In no event and under no legal theory, whether in tort
(including negligence), contract, or otherwise, unless required by
applicable law (such as deliberate and grossly negligent acts) or agreed
to in writing, shall any Contributor be liable to You for damages,
including any direct, indirect, special, incidental, or consequential
damages of any character arising as a result of this License or out of
the use or inability to use the Work (including but not limited to damages
for loss of goodwill, work stoppage, computer failure or malfunction,
or any and all other commercial damages or losses), even if such
Contributor has been advised of the possibility of such damages.
9. Accepting Warranty or Additional Liability.

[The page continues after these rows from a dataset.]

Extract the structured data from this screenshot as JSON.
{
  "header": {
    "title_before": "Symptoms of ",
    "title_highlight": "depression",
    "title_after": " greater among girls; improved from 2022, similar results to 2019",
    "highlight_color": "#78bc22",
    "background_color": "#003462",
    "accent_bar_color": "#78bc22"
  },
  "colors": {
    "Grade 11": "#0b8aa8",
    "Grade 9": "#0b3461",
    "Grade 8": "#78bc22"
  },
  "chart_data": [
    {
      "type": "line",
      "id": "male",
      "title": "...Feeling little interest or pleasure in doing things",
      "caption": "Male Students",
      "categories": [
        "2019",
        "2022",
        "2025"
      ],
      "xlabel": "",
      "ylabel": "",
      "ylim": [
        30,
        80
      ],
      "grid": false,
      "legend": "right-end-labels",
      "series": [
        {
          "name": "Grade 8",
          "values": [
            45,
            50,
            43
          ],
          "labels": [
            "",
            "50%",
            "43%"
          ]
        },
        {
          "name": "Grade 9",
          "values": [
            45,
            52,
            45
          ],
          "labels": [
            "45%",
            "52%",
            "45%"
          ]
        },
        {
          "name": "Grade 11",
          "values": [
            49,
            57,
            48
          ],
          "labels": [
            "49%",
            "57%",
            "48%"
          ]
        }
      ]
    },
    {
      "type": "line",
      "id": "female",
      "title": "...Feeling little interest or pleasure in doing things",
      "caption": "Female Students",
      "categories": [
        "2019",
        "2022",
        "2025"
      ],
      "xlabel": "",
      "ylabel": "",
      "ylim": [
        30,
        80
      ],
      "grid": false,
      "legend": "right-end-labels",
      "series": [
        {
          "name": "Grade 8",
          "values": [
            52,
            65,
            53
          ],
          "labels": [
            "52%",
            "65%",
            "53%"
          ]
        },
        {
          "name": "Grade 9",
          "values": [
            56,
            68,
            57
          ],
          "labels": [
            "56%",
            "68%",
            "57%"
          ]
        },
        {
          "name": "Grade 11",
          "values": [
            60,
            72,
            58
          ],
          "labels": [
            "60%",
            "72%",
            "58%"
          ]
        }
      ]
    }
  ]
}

While redistributing the Work or Derivative Works thereof, You may choose
to offer, and charge a fee for, acceptance of support, warranty,
indemnity, or other liability obligations and/or rights consistent with
this License. However, in accepting such obligations, You may act only
on Your own behalf and on Your sole responsibility, not on behalf of any
other Contributor, and only if You agree to indemnify, defend, and hold
each Contributor harmless for any liability incurred by, or claims
asserted against, such Contributor by reason of your accepting any such
warranty or additional liability.
END OF TERMS AND CONDITIONS
APPENDIX: How to apply the Apache License to your work
To apply the Apache License to your work, attach the following boilerplate
notice, with the fields enclosed by brackets "[]" replaced with your own
identifying information. (Don't include the brackets!) The text should be
enclosed in the appropriate comment syntax for the file format. We also
recommend that a file or class name and description of purpose be included
on the same "printed page" as the copyright notice for easier
identification within third-party archives.
Copyright 2013 Gareth Rushgrove
Licensed under the Apache License, Version 2.0 (the "License");
you may not use this file except in compliance with the License.
You may obtain a copy of the License at
http://www.apache.org/licenses/LICENSE-2.0
Unless required by applicable law or agreed to in writing, software
distributed under the License is distributed on an "AS IS" BASIS,
WITHOUT WARRANTIES OR CONDITIONS OF ANY KIND, either express
or implied. See the License for the specific language governing
permissions and limitations under the License.